At the sustaining of Elders Nelson and Oaks to the apostleship, President Hinckley testified of a similar revelatory process still taking place. Note again the roles of prayer, revelation, discipleship, and witness of Christ.

“Yesterday we sustained two of our Brethren in this sacred calling, thus, after they are ordained, filling the Council of the Twelve Apostles. I want to give you my testimony that they were chosen and called by the spirit of prophecy and revelation. There was much of prayer concerning this matter. There was discussion with President Kimball, the prophet of the Lord in our day, and a clear statement from him, for his is the prerogative in these matters. There was a clear and distinct impression, what I choose to call the whisperings of the Holy Spirit, concerning those who should be selected to assume this most important and sacred responsibility. These who have been called are men of experience in the world and in the Church. …

 

“Their service in the Church has been noteworthy. Since the time they were boys, each has been faithful and active. Each has served in a stake presidency. Each has served as a Regional Representative. They have been involved in many capacities of Church service, and have performed with excellence in each instance. But this is not why they were called.

 

“They were called because the Lord wanted them in this office as men who have a witness of his divinity, and whose voices have been and will be raised in testimony of his reality.” (Special Witnesses for Christ by President Gordon B. Hinckley, April 1984 General Conference).

 

With the passing of Elder Perry, the governing councils of the Church will follow the long-established pattern.

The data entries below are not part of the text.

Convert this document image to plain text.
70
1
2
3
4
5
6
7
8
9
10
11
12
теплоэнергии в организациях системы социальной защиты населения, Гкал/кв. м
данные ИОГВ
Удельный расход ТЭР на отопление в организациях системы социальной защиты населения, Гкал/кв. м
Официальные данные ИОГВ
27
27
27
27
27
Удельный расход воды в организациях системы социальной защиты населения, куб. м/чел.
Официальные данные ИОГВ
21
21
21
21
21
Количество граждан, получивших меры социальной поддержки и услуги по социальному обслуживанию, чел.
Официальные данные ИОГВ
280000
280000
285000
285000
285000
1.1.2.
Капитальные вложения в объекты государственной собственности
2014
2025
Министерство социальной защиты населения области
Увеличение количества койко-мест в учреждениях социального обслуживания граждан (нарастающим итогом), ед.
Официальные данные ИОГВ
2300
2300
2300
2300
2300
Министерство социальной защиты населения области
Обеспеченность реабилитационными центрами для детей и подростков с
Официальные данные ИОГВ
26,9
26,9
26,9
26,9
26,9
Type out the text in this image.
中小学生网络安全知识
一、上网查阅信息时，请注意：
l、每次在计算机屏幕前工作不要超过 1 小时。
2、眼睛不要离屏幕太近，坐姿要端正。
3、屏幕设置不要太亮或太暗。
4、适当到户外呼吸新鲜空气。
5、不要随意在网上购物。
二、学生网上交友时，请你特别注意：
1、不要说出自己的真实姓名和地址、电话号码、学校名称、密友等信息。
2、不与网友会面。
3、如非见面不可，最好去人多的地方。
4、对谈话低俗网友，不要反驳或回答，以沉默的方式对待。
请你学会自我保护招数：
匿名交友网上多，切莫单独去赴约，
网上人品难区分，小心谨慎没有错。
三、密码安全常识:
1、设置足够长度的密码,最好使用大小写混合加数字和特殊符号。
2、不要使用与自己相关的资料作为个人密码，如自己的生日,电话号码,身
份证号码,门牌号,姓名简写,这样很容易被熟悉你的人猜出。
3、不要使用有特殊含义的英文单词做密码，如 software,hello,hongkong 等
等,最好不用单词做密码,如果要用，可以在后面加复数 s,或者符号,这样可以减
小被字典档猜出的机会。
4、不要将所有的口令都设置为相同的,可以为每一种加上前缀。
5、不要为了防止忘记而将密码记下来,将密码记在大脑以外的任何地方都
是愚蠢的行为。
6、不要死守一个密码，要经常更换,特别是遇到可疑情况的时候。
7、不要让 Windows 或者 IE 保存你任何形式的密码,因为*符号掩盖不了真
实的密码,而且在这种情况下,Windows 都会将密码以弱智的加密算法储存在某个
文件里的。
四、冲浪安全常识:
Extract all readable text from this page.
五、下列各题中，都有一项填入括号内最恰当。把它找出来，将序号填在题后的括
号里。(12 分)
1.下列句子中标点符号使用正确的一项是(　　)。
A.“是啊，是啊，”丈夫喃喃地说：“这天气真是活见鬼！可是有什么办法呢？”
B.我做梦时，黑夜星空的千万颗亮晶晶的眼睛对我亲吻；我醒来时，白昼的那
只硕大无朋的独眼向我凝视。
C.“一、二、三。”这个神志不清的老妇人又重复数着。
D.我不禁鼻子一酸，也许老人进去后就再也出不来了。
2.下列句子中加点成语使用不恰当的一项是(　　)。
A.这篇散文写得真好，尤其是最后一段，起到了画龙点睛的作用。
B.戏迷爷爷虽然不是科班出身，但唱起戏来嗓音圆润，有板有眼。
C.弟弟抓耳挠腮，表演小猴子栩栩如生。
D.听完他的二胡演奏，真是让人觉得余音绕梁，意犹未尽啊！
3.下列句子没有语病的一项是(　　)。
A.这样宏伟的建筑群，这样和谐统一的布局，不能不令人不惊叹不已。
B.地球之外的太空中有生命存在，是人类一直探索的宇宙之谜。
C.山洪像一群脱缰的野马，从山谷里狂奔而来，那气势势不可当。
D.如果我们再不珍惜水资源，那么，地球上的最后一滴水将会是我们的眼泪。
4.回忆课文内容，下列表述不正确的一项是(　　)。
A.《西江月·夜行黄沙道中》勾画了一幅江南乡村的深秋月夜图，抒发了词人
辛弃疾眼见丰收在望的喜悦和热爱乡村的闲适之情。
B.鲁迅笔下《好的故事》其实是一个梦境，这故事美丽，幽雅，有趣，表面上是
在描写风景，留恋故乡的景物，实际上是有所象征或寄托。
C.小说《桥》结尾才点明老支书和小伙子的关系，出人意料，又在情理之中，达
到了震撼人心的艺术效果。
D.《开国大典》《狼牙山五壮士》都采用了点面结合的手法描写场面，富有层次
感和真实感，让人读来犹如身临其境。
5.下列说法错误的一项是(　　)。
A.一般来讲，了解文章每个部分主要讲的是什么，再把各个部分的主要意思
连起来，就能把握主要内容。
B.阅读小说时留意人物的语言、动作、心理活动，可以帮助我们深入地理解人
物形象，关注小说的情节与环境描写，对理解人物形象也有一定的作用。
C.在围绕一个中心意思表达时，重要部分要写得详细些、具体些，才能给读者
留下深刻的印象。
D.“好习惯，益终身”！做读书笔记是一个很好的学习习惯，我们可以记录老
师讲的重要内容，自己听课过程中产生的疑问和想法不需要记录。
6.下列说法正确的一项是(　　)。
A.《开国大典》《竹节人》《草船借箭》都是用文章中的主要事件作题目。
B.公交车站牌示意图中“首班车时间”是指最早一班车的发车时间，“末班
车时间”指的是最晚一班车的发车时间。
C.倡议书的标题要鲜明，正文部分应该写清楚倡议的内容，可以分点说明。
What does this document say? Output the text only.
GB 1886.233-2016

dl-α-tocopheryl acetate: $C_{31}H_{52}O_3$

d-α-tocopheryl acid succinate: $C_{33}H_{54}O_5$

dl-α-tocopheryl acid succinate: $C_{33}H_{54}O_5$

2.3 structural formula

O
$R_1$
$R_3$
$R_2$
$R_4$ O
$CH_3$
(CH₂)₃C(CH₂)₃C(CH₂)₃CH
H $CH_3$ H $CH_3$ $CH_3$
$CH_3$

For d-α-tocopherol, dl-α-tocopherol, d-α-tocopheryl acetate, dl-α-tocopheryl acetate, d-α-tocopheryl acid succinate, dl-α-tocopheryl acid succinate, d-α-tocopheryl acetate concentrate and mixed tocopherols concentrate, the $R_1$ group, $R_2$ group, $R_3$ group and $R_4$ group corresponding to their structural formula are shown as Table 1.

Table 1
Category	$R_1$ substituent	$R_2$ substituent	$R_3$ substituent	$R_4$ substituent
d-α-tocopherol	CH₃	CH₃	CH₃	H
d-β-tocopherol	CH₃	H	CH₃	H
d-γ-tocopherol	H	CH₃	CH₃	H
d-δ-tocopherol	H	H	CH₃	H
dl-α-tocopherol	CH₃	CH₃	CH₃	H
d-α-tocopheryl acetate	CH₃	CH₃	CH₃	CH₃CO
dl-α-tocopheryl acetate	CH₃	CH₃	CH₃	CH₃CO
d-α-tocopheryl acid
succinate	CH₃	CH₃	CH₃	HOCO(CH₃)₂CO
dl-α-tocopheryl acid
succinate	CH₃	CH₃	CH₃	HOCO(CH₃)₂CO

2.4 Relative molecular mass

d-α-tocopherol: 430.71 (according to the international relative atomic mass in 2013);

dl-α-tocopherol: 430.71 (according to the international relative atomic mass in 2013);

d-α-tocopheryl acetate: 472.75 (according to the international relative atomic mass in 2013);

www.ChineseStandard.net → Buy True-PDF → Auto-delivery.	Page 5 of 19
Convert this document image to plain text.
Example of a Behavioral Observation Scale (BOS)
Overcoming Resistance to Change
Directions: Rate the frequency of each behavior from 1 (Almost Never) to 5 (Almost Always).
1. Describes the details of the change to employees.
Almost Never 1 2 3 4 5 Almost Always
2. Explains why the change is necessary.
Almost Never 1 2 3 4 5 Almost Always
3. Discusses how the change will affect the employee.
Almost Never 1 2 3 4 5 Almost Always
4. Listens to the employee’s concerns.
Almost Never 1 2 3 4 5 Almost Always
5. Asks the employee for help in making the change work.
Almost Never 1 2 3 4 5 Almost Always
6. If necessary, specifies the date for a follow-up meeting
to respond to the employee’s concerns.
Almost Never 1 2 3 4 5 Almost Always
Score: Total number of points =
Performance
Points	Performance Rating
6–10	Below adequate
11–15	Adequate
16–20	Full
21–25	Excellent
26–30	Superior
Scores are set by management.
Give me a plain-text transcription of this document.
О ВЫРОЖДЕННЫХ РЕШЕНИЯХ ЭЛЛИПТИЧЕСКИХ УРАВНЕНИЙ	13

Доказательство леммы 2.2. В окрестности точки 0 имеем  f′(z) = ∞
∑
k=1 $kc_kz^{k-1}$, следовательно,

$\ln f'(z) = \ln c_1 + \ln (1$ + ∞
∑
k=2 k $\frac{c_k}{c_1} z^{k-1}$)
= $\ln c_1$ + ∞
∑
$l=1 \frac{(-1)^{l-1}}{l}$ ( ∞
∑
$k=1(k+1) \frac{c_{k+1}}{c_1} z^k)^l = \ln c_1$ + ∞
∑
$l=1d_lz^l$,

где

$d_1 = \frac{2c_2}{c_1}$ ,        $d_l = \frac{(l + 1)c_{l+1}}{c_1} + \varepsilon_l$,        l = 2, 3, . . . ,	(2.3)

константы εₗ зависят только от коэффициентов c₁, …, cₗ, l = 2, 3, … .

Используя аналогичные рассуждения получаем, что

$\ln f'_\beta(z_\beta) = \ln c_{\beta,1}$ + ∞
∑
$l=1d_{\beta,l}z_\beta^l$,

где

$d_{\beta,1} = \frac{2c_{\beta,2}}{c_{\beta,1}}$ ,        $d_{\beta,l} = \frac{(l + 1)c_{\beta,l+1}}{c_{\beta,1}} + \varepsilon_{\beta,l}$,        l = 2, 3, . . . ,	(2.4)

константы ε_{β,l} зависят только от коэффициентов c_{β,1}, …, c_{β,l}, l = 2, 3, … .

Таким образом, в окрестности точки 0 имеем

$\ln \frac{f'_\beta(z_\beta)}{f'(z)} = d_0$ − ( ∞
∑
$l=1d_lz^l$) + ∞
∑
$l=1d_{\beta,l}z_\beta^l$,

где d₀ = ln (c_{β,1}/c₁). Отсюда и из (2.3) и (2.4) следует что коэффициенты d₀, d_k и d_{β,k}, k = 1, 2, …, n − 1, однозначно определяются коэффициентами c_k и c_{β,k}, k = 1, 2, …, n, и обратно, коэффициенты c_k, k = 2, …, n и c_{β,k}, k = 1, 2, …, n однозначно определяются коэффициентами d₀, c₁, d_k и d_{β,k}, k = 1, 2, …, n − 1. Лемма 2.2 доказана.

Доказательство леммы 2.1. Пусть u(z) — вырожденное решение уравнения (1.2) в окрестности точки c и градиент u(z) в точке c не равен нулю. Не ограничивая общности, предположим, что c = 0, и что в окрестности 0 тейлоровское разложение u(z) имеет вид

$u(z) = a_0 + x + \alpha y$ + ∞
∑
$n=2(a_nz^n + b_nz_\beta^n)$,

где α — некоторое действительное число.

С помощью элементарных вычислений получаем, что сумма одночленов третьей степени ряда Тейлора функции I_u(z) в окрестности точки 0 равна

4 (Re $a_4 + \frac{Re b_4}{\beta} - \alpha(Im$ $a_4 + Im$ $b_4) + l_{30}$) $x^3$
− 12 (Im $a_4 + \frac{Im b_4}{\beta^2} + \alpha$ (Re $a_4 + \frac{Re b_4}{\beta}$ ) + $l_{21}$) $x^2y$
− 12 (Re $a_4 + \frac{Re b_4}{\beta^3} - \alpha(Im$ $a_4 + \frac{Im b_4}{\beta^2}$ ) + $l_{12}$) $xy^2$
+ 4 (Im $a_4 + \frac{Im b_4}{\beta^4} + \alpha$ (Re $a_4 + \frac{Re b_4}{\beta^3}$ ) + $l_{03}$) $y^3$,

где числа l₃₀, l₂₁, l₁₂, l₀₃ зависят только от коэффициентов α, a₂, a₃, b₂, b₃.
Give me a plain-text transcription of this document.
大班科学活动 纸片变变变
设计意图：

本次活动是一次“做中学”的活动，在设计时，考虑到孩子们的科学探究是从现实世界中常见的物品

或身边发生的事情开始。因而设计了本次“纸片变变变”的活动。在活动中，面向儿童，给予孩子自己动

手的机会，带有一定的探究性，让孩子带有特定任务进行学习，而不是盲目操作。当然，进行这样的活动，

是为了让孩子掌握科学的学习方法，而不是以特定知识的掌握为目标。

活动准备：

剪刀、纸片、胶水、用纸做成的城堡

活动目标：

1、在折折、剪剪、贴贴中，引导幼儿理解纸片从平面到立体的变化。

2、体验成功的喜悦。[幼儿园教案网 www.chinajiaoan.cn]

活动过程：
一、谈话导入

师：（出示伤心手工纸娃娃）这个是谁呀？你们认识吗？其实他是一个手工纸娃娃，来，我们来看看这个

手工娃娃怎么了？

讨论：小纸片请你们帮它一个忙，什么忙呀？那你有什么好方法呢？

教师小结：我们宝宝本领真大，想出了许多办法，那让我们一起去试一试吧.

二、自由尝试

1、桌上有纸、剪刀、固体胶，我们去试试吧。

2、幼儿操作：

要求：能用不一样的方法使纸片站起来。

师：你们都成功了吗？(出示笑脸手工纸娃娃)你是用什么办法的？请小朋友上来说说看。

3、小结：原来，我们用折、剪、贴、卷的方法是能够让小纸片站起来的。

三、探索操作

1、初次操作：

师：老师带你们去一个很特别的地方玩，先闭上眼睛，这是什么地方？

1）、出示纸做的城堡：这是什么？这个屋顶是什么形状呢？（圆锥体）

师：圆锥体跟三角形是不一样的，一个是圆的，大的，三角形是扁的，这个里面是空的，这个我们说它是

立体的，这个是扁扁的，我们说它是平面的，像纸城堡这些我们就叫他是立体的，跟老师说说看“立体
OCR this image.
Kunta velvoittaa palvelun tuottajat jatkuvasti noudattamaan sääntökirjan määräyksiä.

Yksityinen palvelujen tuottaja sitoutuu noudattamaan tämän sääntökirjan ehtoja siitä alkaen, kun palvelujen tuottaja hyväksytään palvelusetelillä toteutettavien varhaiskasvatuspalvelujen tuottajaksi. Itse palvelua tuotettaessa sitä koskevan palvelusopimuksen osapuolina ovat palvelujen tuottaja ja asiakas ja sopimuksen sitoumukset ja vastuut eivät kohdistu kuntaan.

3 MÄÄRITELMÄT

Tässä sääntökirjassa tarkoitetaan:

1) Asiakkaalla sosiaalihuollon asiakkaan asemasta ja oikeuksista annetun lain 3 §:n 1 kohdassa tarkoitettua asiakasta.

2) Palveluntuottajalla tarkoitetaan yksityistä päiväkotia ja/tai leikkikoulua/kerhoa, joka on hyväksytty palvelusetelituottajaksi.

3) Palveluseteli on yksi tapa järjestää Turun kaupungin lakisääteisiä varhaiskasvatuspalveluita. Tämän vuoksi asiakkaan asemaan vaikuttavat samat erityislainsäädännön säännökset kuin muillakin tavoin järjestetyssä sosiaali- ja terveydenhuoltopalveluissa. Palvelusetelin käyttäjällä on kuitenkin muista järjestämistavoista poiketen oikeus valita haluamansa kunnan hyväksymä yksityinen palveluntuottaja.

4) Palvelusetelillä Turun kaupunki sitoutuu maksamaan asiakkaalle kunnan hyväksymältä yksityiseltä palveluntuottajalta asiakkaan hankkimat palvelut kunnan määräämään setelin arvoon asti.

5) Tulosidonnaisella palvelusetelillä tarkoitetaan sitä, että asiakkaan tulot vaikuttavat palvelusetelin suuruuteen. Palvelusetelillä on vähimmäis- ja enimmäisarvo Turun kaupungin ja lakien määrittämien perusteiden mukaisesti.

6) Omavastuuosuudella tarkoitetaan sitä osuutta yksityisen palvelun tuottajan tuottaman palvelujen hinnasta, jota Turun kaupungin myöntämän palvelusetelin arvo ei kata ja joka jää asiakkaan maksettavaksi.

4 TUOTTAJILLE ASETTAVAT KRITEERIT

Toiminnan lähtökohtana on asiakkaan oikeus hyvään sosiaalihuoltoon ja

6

The President of the Church (Christ, Peter, Joseph Smith presiding over the Three Witnesses, Spencer W. Kimball, and today Thomas S. Monson) will counsel with leading disciples (Christ apparently counselled solely with His Father, Peter with 120 disciples, Joseph with the Three Witnesses, President Kimball with the First Presidency, and President Monson also with the First Presidency and any other Councils he wishes to include), seek God’s counsel through prayer, receive revelation, and challenge the newly ordained apostle to live up to his calling.